The trial court’s opinion, mechanically adopting the plaintiffs’ brief, ignored these facts and awarded Richard Simons $6,000 in back pay and liquidated damages based on his inadmissible and discredited interrogatory answers.
This argumentative recitation leaves out, among other things, Richard Simons’s answers to the interrogatory questions outlining his hours of work (that is, his explanation of the hours he said he had worked), his testimony that these answers were correct, and his explanation (extra work the days after his time off) of the time United thinks should be subtracted. It does not supply a citation for the “admission” that his claim was overstated by 450 hours. The slanted and incomplete recitation recurs throughout the brief’s statement of facts.

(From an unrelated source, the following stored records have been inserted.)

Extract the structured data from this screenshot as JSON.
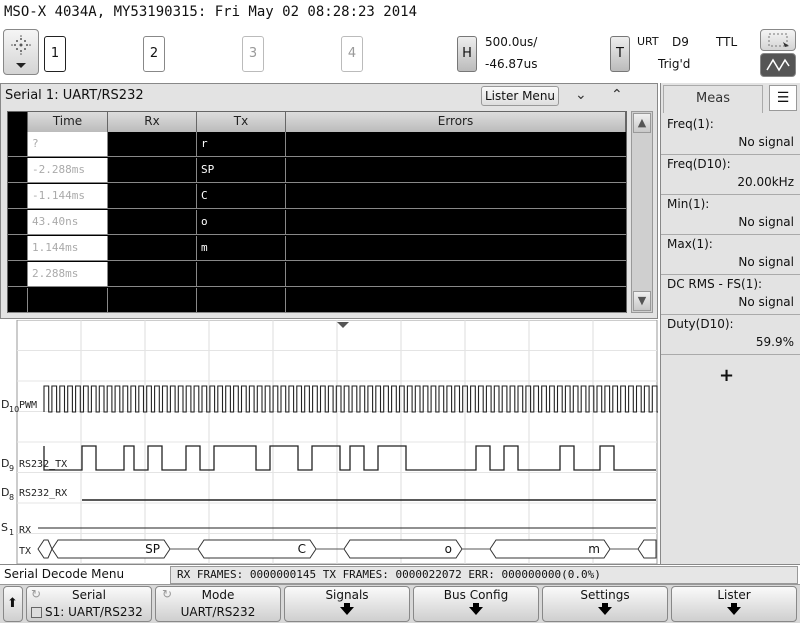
{
  "header": {
    "title": "MSO-X 4034A, MY53190315: Fri May 02 08:28:23 2014"
  },
  "toolbar": {
    "channels": [
      "1",
      "2",
      "3",
      "4"
    ],
    "horizontal": {
      "button": "H",
      "scale": "500.0us/",
      "delay": "-46.87us"
    },
    "trigger": {
      "button": "T",
      "mode": "URT",
      "source": "D9",
      "level": "TTL",
      "status": "Trig'd"
    }
  },
  "lister": {
    "title": "Serial 1: UART/RS232",
    "menu_button": "Lister Menu",
    "columns": [
      "Time",
      "Rx",
      "Tx",
      "Errors"
    ],
    "rows": [
      {
        "time": "?",
        "rx": "",
        "tx": "r",
        "errors": ""
      },
      {
        "time": "-2.288ms",
        "rx": "",
        "tx": "SP",
        "errors": ""
      },
      {
        "time": "-1.144ms",
        "rx": "",
        "tx": "C",
        "errors": ""
      },
      {
        "time": "43.40ns",
        "rx": "",
        "tx": "o",
        "errors": ""
      },
      {
        "time": "1.144ms",
        "rx": "",
        "tx": "m",
        "errors": ""
      },
      {
        "time": "2.288ms",
        "rx": "",
        "tx": "",
        "errors": ""
      }
    ]
  },
  "waveform": {
    "channels": [
      {
        "label": "D10",
        "name": "PWM"
      },
      {
        "label": "D9",
        "name": "RS232_TX"
      },
      {
        "label": "D8",
        "name": "RS232_RX"
      },
      {
        "label": "S1",
        "rx": "RX",
        "tx": "TX"
      }
    ],
    "decoded_tx": [
      "SP",
      "C",
      "o",
      "m"
    ]
  },
  "meas": {
    "tab": "Meas",
    "items": [
      {
        "name": "Freq(1):",
        "value": "No signal"
      },
      {
        "name": "Freq(D10):",
        "value": "20.00kHz"
      },
      {
        "name": "Min(1):",
        "value": "No signal"
      },
      {
        "name": "Max(1):",
        "value": "No signal"
      },
      {
        "name": "DC RMS - FS(1):",
        "value": "No signal"
      },
      {
        "name": "Duty(D10):",
        "value": "59.9%"
      }
    ],
    "add": "+"
  },
  "status": {
    "menu_title": "Serial Decode Menu",
    "frames": "RX FRAMES: 0000000145  TX FRAMES: 0000022072  ERR: 000000000(0.0%)"
  },
  "softkeys": {
    "serial": {
      "label": "Serial",
      "value": "S1: UART/RS232"
    },
    "mode": {
      "label": "Mode",
      "value": "UART/RS232"
    },
    "signals": "Signals",
    "bus_config": "Bus Config",
    "settings": "Settings",
    "lister": "Lister"
  }
}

Our court’s Rule 9(c)(1) requires counsel to supply a statement of facts “without argument or comment,” with every factual statement followed by a reference to the record (Rule 9(e)(2)). The
Practitioner’s Handbook for Appeals
41 (1984 ed.) available without charge to every member of our Bar reinforces the point. These rules will not achieve their purpose if the court scours the record to make a lawyer’s case for him despite an inadequate, argumentative statement. Counsel should know the record and be able to make an unbiased presentation. When a brief does not do this, the court will not root about in the record in the hope that something will turn up.

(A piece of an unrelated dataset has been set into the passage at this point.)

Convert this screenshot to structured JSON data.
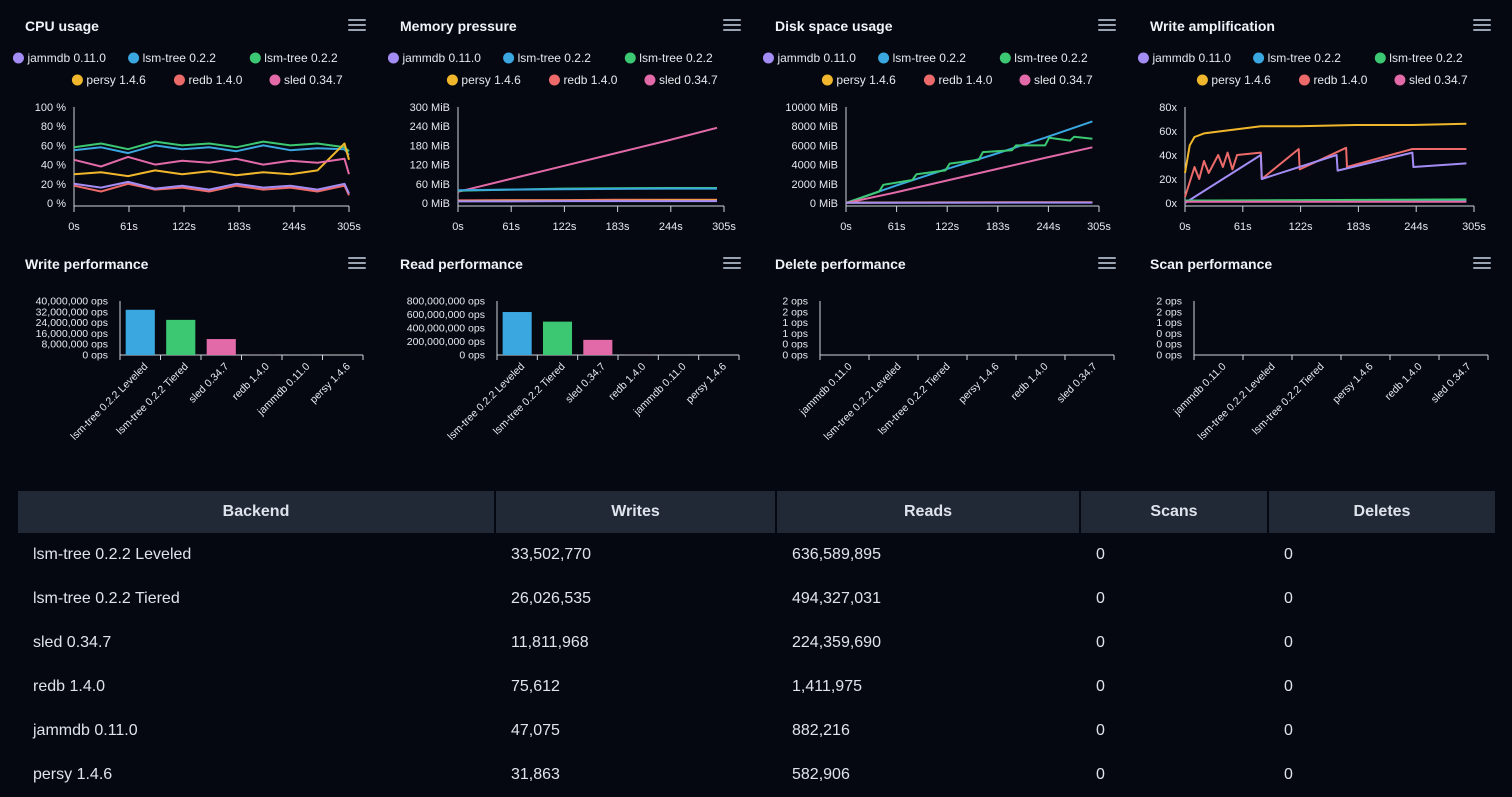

Chicago & West Indiana R.R. v. Motorship Buko Maru,
4. The district court awarded the plaintiffs’ lawyers about $20,781 in fees plus expenses of $2,065. United attacks the hourly rate ($90) charged by the plaintiffs’ principal counsel, the award of any fees to one of the two lawyers for plaintiffs, and the award of expenses such as postage, photocopies, and telephone calls. The expenses were properly awarded. The award of fees is set aside because our decision has reversed some of the judgment on which the award was based and will require further legal work on remand. The district court should enter a fresh award of fees after it has disposed of all issues that are open on remand. We will review any remaining dispute about fees should a new appeal be taken.

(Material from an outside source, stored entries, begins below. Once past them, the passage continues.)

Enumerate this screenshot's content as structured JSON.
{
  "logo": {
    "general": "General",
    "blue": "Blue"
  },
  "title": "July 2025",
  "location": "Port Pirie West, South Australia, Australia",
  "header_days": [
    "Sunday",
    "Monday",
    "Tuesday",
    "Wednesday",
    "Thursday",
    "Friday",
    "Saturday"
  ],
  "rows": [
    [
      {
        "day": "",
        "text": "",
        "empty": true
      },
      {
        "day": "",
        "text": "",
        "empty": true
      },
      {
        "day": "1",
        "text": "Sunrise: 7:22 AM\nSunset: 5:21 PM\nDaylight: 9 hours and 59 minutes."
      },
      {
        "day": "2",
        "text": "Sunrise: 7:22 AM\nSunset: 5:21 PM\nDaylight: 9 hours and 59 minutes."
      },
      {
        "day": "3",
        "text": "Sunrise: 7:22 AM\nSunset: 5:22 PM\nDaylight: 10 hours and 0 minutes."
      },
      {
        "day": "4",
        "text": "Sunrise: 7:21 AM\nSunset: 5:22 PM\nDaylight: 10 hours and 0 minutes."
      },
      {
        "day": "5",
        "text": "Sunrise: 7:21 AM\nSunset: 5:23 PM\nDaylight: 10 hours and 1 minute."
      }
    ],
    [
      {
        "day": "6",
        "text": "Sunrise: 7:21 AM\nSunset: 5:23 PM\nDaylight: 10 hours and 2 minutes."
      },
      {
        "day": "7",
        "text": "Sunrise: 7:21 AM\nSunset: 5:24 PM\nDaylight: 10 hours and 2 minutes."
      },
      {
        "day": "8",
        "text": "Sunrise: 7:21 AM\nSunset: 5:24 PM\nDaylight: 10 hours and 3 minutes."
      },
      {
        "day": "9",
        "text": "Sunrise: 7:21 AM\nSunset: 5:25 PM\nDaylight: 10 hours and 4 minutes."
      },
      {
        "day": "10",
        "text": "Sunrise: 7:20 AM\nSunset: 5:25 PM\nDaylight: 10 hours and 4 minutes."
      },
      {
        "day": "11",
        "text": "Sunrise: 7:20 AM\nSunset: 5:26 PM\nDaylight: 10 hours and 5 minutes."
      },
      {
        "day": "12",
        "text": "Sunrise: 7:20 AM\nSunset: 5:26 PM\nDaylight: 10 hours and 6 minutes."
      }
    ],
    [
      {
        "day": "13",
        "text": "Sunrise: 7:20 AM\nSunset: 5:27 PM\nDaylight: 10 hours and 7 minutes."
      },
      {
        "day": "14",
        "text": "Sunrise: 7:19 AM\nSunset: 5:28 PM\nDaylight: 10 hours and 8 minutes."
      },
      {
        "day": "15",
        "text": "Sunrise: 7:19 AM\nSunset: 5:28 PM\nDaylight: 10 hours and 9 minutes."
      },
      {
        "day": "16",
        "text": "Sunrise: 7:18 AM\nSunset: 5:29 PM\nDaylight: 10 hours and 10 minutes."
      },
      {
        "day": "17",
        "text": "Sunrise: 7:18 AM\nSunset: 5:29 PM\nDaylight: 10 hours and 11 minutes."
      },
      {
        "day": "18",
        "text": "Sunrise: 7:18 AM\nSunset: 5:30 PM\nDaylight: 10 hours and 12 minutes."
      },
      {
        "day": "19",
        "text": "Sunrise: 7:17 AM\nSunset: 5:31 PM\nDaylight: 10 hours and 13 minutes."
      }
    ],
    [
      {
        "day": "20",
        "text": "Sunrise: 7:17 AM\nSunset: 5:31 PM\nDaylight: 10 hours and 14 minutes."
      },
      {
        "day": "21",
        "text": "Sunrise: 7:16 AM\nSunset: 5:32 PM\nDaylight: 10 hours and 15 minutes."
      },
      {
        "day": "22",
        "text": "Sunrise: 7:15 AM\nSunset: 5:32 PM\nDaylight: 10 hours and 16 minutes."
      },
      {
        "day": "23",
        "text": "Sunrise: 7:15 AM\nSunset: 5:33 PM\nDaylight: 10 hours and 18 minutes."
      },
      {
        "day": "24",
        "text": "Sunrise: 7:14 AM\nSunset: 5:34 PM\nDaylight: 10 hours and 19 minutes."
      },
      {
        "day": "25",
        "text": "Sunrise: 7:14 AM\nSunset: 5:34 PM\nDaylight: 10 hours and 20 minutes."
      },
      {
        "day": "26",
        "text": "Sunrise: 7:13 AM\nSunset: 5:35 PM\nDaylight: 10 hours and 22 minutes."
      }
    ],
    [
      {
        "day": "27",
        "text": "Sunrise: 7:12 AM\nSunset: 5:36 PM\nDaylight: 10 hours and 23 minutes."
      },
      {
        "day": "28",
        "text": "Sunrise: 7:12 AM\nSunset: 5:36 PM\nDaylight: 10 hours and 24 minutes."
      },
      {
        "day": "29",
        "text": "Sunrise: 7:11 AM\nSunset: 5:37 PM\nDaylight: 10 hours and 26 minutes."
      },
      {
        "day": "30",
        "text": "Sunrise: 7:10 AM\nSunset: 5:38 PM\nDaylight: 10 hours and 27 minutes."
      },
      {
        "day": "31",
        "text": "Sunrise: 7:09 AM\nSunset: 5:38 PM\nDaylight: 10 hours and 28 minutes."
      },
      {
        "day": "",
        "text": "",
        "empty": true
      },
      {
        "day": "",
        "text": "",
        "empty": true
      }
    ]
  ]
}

5. To sum up: the district court’s findings of fact are not clearly erroneous. The judgment is affirmed to the extent it awards plaintiffs’ counsel their expenses. It is reversed to the extent it awards anything to Wilma Simons. The settlement between United and the Department of Labor does not bar this suit. The remainder of the judgment is vacated, and the case is remanded for further consideration, consistent with this opinion: (1) whether United can establish “good faith and ... reasonable grounds” for believing that its conduct complied with the FLSA; if not the damages must be doubled; (2) whether plaintiff Jan Thomas can establish that United “willfully” violated the FLSA; if not her recovery is limited to the two years preceding her suit. After this consideration the district court should award the attorneys’ fees appropriate in light of the results and efforts expended in the entire litigation.
Affirmed In Part, Reversed In Part, Vacated In Part, And Remanded.